Затихли птицы, лишь летний ветерок шелестел берёзовыми кронами. Земля вокруг успокоилась… на время. Вдруг раздался треск и грохот. Из-под земли раздались гул и противное хлюпанье.

Сфагновое болото – красивое, но страшное место. Чёрные топи, уходящие в глубину на несколько метров, предательски скрывались под толстым и плотным растительным покровом. Мох-сфагнум, росянки, кустики клюквы и лесные травы переплетались корнями, перегной и пыль укрепляли эти связи сродни известковому раствору. Над мёртвыми водами образовывался толстый и относительно устойчивый ковёр, весьма прочный и безопасный на вид. По нему можно было уверенно ходить, соблюдая осторожность. Раньше Иса с друзьями не раз перелезали через городские стены и, забредая глубоко в лес, играли на сфагновых топях в догонялки. Как и все местные, они знали: ходи-ходи себе по мху, вот только далеко не забредай, да и след в след лучше не ступать. Один неверный шаг, и ковёр прорвется, а ступавший по нему уйдёт на дно, не успев даже пикнуть.
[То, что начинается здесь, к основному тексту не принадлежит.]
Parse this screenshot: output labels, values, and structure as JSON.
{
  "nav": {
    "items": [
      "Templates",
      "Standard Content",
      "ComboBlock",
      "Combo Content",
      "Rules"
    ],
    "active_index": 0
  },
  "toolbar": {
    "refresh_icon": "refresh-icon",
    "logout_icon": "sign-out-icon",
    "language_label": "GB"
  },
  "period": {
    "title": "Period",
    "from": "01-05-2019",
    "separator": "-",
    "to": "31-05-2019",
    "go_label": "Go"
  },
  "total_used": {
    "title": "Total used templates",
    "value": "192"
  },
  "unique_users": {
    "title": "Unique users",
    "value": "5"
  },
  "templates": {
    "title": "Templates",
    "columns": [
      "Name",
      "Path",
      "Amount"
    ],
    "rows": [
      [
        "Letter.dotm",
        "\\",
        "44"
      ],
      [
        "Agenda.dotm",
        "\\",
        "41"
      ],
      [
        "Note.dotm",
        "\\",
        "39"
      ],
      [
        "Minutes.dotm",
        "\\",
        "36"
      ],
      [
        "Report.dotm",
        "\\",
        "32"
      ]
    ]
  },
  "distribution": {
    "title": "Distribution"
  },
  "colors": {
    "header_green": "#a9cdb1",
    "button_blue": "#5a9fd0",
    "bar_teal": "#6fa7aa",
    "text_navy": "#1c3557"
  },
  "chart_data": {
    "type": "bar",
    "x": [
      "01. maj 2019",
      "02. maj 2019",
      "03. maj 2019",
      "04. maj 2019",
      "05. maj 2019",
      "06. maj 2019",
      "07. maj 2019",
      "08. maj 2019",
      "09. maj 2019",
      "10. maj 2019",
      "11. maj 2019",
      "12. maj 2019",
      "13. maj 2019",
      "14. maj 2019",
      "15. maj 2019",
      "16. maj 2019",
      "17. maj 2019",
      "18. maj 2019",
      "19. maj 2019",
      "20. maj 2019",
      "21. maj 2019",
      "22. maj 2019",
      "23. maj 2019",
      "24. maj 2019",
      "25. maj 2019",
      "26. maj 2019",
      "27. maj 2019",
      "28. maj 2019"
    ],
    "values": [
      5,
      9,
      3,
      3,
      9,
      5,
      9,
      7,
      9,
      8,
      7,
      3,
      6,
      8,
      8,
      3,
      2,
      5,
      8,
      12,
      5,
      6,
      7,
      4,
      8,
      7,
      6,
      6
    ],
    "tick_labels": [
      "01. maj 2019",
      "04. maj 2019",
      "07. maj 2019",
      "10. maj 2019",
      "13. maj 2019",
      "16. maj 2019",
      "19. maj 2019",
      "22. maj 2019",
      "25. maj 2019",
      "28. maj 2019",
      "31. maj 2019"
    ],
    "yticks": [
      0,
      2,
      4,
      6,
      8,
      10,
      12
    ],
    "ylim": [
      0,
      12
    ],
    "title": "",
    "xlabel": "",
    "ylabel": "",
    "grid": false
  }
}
Мох неспешно сойдется над «полыньей», вместо могильного камня над бедолагой вырастут росянки, и тишина споёт по нему замогильную песню.

Местные не забывали о тварях, что так любили устраивать гнезда в таких вот гиблых местах. А вот Иса совсем запамятовала.

– Твою мать!

Толстое щупальце вырвалось из-под гущи мха и потянулось к щиколотке Исы. Девушку передёрнуло от ужаса и омерзения.

– Блак?

– Не делай резких движений, – друг щёлкнул пряжкой плаща, сбрасывая его с плеч, и достал из ножен короткий меч.

Щупальце затрепетало, почувствовав угрозу. Блак сделал выпад, но промахнулся – скользкая конечность оказалась быстрее. Она юркнула под юбку Исы и крепко обхватила её под коленкой, а затем резко натянулась. Девушка перевернулась и вцепилась в пень, но не смогла удержаться. Нечто поволокло её в центр поляны, затопленной бледно-жёлтым светом. Иса вновь закричала, судорожно впилась пальцами за землю, но тварь была сильнее.

Исе давно не было так страшно. Даже воспоминание о чайной ледышке отступило перед тем ужасом, что она ощущала, пока чудище волокло её в центр поросшей мхом прогалины.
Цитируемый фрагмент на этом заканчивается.